According to the report, Metro Atlanta, north Georgia and coastal counties are among the state’s healthiest, while the more rural southern part of the state is generally less healthy.
The second annual County Health Rankings by the University of Wisconsin’s Population Health Institute and the Robert Wood Johnson Foundation assesses wellness in nearly all of the nation’s 3,000-plus counties. It found for 2011 that Fayette County, just south of Atlanta, was the healthiest county in Georgia for the second year in a row. The least healthy county was Calhoun County in southwest Georgia, which fell down one spot from second-to-last in 2010.
The report included several ranked categories such as morbidity, health behaviors and clinical care, which determined the overall healthiness of each of the 156 counties that were counted.
According to the report, Gordon County ranked 56th in mortality, 62nd in health behaviors which counted low birth weight, overall healthiness and poor mental and physical health days, and 104th in clinical care which included factors such as adult obesity and smoking, excessive drinking and teen birth rate.
“Overall Gordon County is a healthy county,” said Lisa Crowder, the director of the Gordon County Health Department, citing teen pregnancy, smoking and high school completion as areas with needed improvement through-out the county.
“Those are definitely issues,” she said.
In Gordon County there are approximately 1,177 people per physician, with the state average being 1,024 people per physician. The report also found that 19 percent of Gordon County’s children live in poverty with the state aver-age at only 11 percent.
Gordon also ranked above the state average in adult obesity.
Gordon County ranked higher than some of the surrounding counties with Floyd County coming in as the 72nd healthiest county, Murray County at 107 and Gilmer County at 74.
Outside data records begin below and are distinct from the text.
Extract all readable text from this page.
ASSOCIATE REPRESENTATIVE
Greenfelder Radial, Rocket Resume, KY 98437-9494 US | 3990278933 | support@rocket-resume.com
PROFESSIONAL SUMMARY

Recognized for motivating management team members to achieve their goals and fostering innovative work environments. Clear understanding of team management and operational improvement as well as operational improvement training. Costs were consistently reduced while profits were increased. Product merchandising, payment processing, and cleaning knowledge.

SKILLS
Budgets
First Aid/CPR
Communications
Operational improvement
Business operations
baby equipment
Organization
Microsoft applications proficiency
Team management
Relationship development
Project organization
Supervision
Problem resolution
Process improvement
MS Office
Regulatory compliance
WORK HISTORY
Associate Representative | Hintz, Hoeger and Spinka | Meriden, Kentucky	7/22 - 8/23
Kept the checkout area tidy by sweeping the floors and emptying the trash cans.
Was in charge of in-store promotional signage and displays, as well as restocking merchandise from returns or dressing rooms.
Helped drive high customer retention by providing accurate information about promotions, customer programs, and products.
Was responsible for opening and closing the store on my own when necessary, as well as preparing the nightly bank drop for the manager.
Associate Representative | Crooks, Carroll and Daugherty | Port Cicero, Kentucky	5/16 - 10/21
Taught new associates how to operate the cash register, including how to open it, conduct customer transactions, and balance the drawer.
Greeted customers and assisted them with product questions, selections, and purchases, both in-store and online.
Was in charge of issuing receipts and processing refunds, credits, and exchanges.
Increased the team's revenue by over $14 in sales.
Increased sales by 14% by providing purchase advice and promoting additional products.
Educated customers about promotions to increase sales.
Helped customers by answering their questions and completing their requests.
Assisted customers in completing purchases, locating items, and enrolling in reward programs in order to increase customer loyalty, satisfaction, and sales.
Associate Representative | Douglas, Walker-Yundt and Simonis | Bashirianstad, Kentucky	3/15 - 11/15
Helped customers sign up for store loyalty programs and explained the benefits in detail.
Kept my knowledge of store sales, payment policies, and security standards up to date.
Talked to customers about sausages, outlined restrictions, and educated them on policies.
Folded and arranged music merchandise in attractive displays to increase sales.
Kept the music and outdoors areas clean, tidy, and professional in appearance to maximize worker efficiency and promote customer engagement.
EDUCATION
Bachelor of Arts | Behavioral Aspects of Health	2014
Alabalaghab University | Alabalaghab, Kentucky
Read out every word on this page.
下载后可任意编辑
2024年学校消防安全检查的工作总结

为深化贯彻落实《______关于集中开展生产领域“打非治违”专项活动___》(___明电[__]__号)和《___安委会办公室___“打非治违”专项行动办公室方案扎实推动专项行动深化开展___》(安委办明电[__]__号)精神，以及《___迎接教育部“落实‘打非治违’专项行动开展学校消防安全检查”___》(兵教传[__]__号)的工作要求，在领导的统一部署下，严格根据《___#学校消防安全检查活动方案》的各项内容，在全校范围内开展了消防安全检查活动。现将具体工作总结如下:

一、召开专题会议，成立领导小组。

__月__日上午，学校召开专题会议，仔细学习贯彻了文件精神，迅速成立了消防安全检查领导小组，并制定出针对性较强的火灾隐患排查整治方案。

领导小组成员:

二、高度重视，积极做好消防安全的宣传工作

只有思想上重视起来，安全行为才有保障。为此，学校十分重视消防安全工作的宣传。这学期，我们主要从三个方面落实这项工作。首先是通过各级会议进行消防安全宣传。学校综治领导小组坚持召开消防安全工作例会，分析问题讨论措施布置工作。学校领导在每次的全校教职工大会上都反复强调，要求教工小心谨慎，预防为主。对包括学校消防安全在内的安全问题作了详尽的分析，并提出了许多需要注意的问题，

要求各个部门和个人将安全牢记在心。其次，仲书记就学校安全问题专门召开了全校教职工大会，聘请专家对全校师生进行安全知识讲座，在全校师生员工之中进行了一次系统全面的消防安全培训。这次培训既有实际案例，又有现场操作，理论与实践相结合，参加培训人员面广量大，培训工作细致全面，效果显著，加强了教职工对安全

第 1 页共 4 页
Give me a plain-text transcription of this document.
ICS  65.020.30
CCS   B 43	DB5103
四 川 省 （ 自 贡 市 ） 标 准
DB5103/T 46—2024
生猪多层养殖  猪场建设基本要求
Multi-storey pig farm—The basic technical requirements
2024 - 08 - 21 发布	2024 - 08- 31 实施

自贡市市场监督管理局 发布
Rounding out the healthiest five counties in Georgia were: Oconee in second place, followed by Forsyth, Gwinnett and Cobb. Talbot County was the second unhealthiest, followed by Quitman, Stewart and Randolph.
Georgia is very similar to other states in that there are big differences in a number of factors between the healthiest and least healthy counties, with the healthiest places having fewer smokers, less obesity, higher high school graduation rates, more adults who’ve attended college, fewer children in poverty, and more social support, the researchers said.
The rankings compare counties within each state. They’re based on data from vital statistics and government health surveys. Premature deaths — people dying before age 75 of preventable diseases; self-reported health status; and the percent of low birth-weight babies contribute to the rankings. Other measures include obesity rates, unemployment, high school graduation rates and pollution.
The report provided rankings for 156 of Georgia’s 159 counties. Not ranked were Echols, Taliaferro and Webster counties. The researchers have a policy of not ranking a county if they are unable to secure reliable data for at least 50 percent of the measures within a category.